Les systèmes dynamiques dissipatifs sont à l’origine de l’émergence de la « théorie du chaos » puisqu’ils furent les premiers à être étudiés dans les années 60 et 70. Avec la vague des systèmes spatio-temporels des années 90, les avancées théoriques sur la caractérisation des systèmes dissipatifs temporels n’ont pas été transmises aux domaines des applications et seules quelques équipes parmi la communauté internationale exploitent ces techniques qui se multiplient avec une maturité qu’elles n’avaient pas alors. En effet, il apparaît désormais que nombreux sont ceux qui travaillent sur des systèmes qui pourraient bénéficier de ces techniques d’analyse mais qui se contentent d’utiliser, par défaut, les techniques utilisées à la fin des années 80. La communauté française comporte plusieurs équipes – pour la plupart membres du GdR DYCOEC – qui promeuvent l’analyse de ces systèmes. L’affichage d’un thème spécifique sur les systèmes dissipatifs et conservatifs est motivée par la volonté de dynamiser les échanges entre les approches théoriques sur les systèmes temporels et les différents domaines d’applications visés par le GdR DYCOEC, c’est-à-dire les systèmes à retards, les systèmes biologiques et bio-médicaux, les plasmas, etc.
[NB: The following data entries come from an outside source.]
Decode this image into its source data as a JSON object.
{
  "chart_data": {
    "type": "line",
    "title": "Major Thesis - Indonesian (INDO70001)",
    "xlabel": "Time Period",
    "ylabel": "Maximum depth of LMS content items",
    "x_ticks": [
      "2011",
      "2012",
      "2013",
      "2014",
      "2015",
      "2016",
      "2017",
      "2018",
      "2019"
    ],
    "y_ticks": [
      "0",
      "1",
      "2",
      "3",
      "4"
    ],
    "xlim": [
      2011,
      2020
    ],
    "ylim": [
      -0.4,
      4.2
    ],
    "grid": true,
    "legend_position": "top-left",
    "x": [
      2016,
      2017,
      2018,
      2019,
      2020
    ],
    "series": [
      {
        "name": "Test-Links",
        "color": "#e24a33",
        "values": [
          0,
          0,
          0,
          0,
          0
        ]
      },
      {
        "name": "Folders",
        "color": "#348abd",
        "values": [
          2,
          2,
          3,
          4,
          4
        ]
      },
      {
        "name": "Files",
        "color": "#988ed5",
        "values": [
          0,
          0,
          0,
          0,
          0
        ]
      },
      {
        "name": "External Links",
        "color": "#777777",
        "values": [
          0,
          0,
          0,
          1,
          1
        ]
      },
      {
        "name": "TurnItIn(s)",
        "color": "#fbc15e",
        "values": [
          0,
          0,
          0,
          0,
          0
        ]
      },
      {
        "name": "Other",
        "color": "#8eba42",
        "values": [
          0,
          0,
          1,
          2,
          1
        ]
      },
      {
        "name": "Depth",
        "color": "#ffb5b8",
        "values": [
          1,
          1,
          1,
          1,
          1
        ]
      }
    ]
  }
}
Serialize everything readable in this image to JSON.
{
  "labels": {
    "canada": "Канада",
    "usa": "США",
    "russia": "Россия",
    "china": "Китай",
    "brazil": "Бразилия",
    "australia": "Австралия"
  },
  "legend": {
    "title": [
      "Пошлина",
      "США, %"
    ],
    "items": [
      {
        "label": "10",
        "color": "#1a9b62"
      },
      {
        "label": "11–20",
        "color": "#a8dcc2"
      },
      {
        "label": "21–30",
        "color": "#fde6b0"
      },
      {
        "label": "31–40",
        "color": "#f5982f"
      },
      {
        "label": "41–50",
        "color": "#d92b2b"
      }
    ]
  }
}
De par sa nature, ce thème permet également d’intéresser la communauté des mathématiciens travaillant sur les équations différentielles ordinaires ou aux dérivées partielles. Ainsi, et malgré la fermeture du thème sur les singularités, les mathématiciens ont toujours une entrée possible sur le GdR DYCOEC. La confrontation de cultures scientifiques variées reste en effet au cœur de la construction de ce GdR et, à la vue du premier mandat, il nous apparaît plus pertinent de mettre l’accent sur les développements des systèmes dynamiques, véritables briques des constructions que sont les ensembles complexes.
A ce titre, les systèmes hamiltoniens sont au cœur de nombreux systèmes physiques très variés. On rencontre ces systèmes hamiltoniens dans des domaines de la physique exhibant des dynamiques à des échelles de temps et d’espace très différentes. Pour n’en citer que quelques-uns, la mécanique des fluides et des plasmas, la mécanique céleste, la physique des accélérateurs de particules, la physique atomique et moléculaire.
Typiquement, lorsqu’il est chaotique, le comportement dynamique d’un système hamiltonien résulte de la compétition – non-linéaire – entre les fréquences de vibration des différents degrés de liberté (résonances). De tels comportements chaotiques peuvent être observés dans le contexte de certaines expériences de mélanges en mécanique des fluides, liés à une perte de confinement dans les tokamaks, ou à un transport accru d’énergie pour certains degrés de liberté pertinents conduisant à une réaction chimique.
L’utilisation des nombreux outils mathématiques développés pour ces systèmes hamiltoniens permet de mieux comprendre et aussi de contrôler cette dynamique. Ces outils concernent la modélisation des systèmes physiques (identification de quantités conservées à l’aide des symétries du systèmes et par conséquence, construction de modèles réduits par exemple), l’analyse de la dynamique en termes de structures dans l’espace des phases (et identification des bifurcations associées à des changements qualitatifs de la dynamique d’un système en fonction des paramètres pertinents), et le contrôle (par des modifications appropriées du système permettant de conserver la structure hamiltonienne du problème).
Le but de ce thème est d’accroitre les échanges pluridisciplinaires permettant de comprendre et d’appliquer ces outils dans les différents contextes envisagés lors de ce GdR. Ce thème est notamment relié aux thèmes Régimes pré-turbulents & premières instabilités et Fluides conducteurs & plasmas du GdR DYCOEC II.